Progress can also be made with others indirectly. Commenting online on “Save the Children” type posts can seem pointless, but sometimes people interested in conspiracies don’t engage publicly on threads, but do read the comments, and any credible information provided online could potentially sink in. Another tactic Gundle suggests is redirecting to credible information. Refer people to legitimate groups with a demonstrated record of helping abused children.
There are times, however, when it can become unhealthy to maintain contact with conspirators. “Oftentimes there is a tipping point where you have to prioritize your own mental health,” says Gundle. Reading other peoples experiences can also have an impact. Refer QAnonners to stories of people who left QAnon and realized how dangerous it is. QAnon Casualties and ReQovery also share personal accounts of how QAnon impacted friendships and families.
Addressing cults and dangerous groupthink also necessitates that their online content is identified and reported (despite social media companies’ slow response) to diminish the spread of conspiracies. Media literacy and further education around cults and conspiracies is also needed.

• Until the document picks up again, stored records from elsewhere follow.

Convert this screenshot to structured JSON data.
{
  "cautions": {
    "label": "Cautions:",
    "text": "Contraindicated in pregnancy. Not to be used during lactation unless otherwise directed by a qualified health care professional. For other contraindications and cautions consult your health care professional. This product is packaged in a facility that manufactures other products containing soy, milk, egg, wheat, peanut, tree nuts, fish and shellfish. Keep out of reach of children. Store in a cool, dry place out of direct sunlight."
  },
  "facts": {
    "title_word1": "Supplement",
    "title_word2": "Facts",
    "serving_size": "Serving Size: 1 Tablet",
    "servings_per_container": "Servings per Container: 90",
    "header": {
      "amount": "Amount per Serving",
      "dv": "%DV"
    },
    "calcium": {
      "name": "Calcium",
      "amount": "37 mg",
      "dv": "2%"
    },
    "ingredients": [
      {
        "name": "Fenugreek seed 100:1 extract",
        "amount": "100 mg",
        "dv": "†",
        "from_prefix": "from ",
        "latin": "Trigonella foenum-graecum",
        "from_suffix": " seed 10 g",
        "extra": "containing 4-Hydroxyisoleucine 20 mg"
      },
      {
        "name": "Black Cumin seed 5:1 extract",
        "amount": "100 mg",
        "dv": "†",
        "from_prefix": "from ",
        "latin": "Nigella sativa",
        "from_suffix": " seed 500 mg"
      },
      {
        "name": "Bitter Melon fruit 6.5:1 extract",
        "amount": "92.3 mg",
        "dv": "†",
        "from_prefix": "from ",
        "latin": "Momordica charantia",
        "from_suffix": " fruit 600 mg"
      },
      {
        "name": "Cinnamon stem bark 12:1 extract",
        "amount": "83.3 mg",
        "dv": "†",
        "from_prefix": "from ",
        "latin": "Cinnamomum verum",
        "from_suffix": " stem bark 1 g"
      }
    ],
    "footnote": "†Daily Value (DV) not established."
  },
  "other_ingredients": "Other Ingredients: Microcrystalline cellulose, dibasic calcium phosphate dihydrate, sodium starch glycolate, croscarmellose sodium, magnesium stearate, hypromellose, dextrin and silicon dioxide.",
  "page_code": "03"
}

“Groupthink thrives on paranoia, emotional provocation, and changes how people go about collecting data,” says Gundle. “Engaging in groupthink in the age of Trumpism and QAnon paves the way for sound judgment and reality testing to be deprioritized. This inattention can be damaging at all levels, particularly when the stakes are as high as they are today.”
The need for the global community to recognize the threat Q poses has never been greater. Dangerous groupthink is spreading worldwide, and it is imperative that we identify it, educate our communities about it, and work to deprogram this type of destructive thinking before it leads to even more violence and disruption.